New To PyMC3 | Logistic Regression - Bug

I am trying to build a logistic regression model on the sklearn iris dataset. However, my model isn’t converging and my results do not look right.

import pymc3 as pm
from sklearn.datasets import load_iris

iris = load_iris()
X = iris.data[:, :2]
y = ((iris.target != 0) * 1).reshape(-1, 1)
print(f"X shape is {X.shape}, y shape is {y.shape}")

link = pm.math.sigmoid

with pm.Model():
     alpha = pm.Normal('alpha', mu=0, sd=10)
     beta = pm.Normal('beta', mu=0, sd=10, shape=(X.shape[1], 1))
     yhat = pm.Deterministic("p", link(alpha + pm.math.dot(X, beta)))
     pm.Bernoulli("y", p=p, observed=y)
     trace = pm.sample(1000, tune=10000, progressbar=True)

Any tips on how to best debug this? It seems as if it should be relatively straight forward but I am unsure where I am going wrong…

Hi Jordan

A few small issues that I can see. The shape of y should be 1dimensional so (150,) likewise beta should have shape=(X.shape[1]) rather than shape=(X.shape[1], 1)

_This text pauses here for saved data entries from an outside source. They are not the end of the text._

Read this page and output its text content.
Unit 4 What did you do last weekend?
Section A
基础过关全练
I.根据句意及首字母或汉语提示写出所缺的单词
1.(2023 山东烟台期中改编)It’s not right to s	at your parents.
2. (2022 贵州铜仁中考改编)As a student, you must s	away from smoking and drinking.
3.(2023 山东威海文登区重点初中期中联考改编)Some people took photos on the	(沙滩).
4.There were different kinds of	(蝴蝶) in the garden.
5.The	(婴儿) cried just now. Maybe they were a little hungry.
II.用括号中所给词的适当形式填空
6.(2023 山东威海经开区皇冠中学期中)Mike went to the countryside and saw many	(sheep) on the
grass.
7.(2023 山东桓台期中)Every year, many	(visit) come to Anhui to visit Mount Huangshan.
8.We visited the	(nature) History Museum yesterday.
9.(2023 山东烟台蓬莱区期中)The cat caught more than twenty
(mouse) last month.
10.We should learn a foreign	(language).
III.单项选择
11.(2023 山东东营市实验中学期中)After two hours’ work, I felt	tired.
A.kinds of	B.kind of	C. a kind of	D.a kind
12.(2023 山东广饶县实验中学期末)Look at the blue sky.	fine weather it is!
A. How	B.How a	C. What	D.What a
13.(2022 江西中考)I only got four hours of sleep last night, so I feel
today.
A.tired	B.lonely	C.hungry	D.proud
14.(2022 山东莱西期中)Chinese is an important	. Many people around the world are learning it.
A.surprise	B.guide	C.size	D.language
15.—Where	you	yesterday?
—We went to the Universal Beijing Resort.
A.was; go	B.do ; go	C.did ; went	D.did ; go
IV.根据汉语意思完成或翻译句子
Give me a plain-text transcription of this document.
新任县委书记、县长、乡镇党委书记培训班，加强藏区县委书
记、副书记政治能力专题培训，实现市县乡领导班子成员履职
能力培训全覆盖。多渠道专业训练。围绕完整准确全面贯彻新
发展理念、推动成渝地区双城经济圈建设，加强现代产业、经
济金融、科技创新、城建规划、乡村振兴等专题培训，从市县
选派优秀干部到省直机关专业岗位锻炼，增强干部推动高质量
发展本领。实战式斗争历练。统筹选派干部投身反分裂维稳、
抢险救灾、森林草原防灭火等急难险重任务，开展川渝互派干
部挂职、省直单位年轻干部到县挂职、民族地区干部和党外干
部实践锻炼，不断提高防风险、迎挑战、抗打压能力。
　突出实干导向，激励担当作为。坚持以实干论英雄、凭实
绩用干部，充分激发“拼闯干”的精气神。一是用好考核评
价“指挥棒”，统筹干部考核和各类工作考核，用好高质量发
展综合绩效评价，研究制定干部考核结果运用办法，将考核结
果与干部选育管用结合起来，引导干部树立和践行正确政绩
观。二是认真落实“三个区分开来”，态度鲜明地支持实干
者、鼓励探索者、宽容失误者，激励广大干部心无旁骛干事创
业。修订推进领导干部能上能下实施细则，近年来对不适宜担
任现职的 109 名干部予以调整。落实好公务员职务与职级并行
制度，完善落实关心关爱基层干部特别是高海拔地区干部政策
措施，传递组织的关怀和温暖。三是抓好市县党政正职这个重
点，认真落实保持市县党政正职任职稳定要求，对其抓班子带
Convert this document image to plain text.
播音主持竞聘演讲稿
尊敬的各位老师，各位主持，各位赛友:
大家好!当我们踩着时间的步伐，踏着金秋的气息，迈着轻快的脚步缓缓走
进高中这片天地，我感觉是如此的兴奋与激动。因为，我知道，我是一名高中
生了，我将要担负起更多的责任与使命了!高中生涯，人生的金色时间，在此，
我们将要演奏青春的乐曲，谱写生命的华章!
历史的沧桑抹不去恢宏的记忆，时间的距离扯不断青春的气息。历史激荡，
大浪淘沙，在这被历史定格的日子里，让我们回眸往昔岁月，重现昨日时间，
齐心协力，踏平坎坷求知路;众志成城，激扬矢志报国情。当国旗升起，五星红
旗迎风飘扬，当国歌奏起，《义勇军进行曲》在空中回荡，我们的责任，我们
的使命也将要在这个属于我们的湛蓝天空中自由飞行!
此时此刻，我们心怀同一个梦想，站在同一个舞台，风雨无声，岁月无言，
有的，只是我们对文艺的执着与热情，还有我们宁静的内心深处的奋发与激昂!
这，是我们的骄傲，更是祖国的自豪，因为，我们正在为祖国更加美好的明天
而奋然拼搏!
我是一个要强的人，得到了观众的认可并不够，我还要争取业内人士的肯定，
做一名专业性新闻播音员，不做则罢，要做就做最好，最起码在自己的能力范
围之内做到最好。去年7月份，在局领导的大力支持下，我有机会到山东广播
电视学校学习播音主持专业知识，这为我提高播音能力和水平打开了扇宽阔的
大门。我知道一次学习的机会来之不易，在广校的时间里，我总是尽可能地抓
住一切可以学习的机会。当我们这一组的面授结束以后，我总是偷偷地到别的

A bigger issue is the width of the priors you use with Normal(..., sd=10). I would recommend sd=1. Given your inputs, X, a beta value of more than 10 doesn’t make sense, apriori we’d think a value in range abs 0-5 might make sense. So a Normal(..., sd=1) can cover that whereas sd=10 is too wide.
.

The sampling should be much better after these changes and you can lower the number of tuning samples to a more reasonable number like 1,000, rather than 10,000

Hi Nkaimcaudle,

Thanks for the response. The numbers are closer to the MLE estimate now. However, a few of the chains are still diverging and the acceptance probability is above the target. The rhat values are close to 1.

In regards to y being (150,), any comments on why not (150, 1). I understand y as a (column) vector.

Your code seems wrong. You are specifying yhat but not using it in the pm.Bernoulli likelihood. Have you tried pm.Bernoulli("y", p=yhat, observed=y)?

Good spot. That is a typo in the question. The running code had `pm.Bernoulli(“y”, p=yhat, observed=y). I I stripped the full code back for the sake of the question.